For the most part, I seem to be the only one immune to the music bug. Not so for the rest of my family. My wife caught it first, passed to her via a visit with the music leader at church. They were starting an instrument ensemble. My wife played the trombone in high school. Would be she interested in playing it again?
My daughter came down with it the following day. It was a variant—ivory keys rather than a brass horn—but just as bad a case. For the past week, she’s been practicing finger placement and note recognition at the piano in the dining room under the watchful eye of her mother.
Not to be outdone, my son has borrowed an acoustic guitar from the aforementioned music leader. He’s since become attached to it, would even sleep with it if I let him. We’re looking for a guitar instructor.
Fast.
Because, you see, whether just starting out or starting out again after years of neglect, making beautiful music requires three things—time, practice, and instruction.
All three are currently missing in the musical lives of my family.
It isn’t easy for me. My nerves are already frayed to the point of snapping. I’ve just finished driving my children home from their grandparents’ house, five miles of my son’s guitar and my daughter’s singing, both trying to match the perfectly-pitched tones of the Zac Brown Band’s “Knee Deep” that was wafting through the speakers. I’d spent much of that ride with my head out the driver’s side window, trying to escape the pain.
Yes, it’s that bad.
All you would need for proof of that is to be sitting here with me right now. Each of them are scattered throughout the house, trying to find music where music is yet to be. If I were honest—and I always try to be—I could say my wife’s attempt at the trombone sounds a little like two wounded hippos attempting to mate. And my daughter’s struggle at the piano sounds much like the tortured screams of someone walking over broken glass. And my son’s endeavor with the guitar is nothing less than the musical equivalent of waterboarding.
But still I endure, as do they. Because something is going on here that until two minutes ago I couldn’t quite put my finger on. Because that was the moment my daughter yelled, “Did you hear me play, Daddy?”
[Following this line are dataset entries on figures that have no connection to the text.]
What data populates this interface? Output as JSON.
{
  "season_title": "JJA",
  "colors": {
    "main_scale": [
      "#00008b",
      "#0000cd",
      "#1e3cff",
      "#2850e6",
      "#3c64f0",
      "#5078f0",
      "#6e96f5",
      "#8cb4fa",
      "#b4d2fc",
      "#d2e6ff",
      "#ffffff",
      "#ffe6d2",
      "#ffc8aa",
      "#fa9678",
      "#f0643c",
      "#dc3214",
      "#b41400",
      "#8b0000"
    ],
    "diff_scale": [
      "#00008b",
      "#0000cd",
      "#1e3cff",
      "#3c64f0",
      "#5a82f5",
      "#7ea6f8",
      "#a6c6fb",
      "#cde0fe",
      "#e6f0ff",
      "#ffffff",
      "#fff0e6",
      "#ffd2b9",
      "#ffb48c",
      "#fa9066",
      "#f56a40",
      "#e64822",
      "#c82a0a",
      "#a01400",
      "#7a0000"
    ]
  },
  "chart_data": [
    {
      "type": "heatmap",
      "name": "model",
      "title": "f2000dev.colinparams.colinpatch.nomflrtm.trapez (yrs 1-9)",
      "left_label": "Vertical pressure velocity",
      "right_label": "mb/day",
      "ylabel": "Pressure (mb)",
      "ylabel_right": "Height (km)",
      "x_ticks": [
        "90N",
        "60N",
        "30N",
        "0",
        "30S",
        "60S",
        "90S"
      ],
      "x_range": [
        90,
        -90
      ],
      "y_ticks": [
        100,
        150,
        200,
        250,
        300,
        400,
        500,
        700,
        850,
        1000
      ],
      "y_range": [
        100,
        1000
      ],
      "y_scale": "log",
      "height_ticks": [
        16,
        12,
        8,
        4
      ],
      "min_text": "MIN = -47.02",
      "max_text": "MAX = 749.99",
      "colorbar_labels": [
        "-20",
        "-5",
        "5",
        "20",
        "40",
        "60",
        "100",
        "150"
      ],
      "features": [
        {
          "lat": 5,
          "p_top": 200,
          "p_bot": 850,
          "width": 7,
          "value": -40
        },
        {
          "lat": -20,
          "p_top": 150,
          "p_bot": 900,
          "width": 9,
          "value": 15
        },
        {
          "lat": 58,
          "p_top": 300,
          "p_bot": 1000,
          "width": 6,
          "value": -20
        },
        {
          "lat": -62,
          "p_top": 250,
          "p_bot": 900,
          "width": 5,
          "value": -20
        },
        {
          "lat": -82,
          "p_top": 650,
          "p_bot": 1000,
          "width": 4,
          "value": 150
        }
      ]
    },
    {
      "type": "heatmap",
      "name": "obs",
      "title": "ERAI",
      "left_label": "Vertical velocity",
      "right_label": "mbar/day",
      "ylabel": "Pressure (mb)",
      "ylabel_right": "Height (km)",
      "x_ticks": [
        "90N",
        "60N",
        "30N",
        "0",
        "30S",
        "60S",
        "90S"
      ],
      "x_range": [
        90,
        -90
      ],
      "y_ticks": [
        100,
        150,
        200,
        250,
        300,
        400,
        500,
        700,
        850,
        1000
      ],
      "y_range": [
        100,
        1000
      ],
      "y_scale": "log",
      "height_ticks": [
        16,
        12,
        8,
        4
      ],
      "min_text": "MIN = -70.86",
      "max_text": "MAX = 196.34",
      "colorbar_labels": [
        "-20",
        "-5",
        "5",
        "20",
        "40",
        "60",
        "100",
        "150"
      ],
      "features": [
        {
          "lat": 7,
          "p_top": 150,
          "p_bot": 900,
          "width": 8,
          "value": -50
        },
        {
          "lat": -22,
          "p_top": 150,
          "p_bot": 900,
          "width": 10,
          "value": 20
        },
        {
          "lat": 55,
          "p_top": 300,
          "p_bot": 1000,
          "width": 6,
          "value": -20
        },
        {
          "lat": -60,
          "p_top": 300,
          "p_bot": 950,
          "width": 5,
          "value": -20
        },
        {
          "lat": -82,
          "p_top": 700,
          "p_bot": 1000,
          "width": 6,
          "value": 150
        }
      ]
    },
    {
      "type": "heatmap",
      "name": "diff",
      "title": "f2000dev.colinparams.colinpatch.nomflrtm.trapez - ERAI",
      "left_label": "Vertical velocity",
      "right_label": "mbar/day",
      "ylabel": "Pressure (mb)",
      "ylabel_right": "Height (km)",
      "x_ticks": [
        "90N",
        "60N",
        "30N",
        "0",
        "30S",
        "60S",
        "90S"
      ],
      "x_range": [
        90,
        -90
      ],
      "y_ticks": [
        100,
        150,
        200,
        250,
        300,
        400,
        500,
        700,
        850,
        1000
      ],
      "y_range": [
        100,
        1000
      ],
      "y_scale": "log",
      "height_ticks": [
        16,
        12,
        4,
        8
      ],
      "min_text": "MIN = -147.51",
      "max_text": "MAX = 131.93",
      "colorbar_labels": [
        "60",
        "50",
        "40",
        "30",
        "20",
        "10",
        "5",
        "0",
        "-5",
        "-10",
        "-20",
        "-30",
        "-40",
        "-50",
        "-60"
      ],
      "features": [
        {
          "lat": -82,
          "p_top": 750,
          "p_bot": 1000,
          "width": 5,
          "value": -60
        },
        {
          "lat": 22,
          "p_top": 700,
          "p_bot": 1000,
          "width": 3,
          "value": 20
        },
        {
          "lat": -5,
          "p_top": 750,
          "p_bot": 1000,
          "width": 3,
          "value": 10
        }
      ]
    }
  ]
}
“I did,” I said, and let the second part of my answer—Pretty sure the whole neighborhood heard you, too—go unsaid.
“Am I getting better?”
“I believe you are.”
“Good, because I can’t tell. Sometimes the wrong notes sound as good as the right ones. Isn’t that silly?”
Ah.
“Not really,” I told her.
I suppose one would think the point of my family’s newfound musical training is straightforward—one learns to play an instrument in order to make good music. That’s where the time, practice, and instruction come into play. And yet my daughter has just shown me there is another something beyond that, a deeper and more necessary requirement.
I think learning to play music isn’t all that different from learning to live life. We try to do the best we can to make something beautiful, knowing all the while there will be a lot of the unbeautiful in the meantime.
There will be sour notes and awkward movements. Blatant frustration and unreasonable expectations. Failures abounding. And yet now I wonder if the beautiful lives we are all trying to build must be devoid of those things—if they must be perfect in order to be good.
I doubt it.
I think my daughter is right. Sometimes the wrong notes sound as good as the right ones. Sometimes a little girl struggling to play “Chopsticks” on the piano and a little boy trying to find a note—any note—on a guitar is better than even angel song.
When it comes to song and life, the point isn’t so much to play it well as it is to play it, to try and sing and dance despite the sour notes, and to believe and love and hope despite the pain that can result.
Because when it comes to God, it’s all music. Every single note.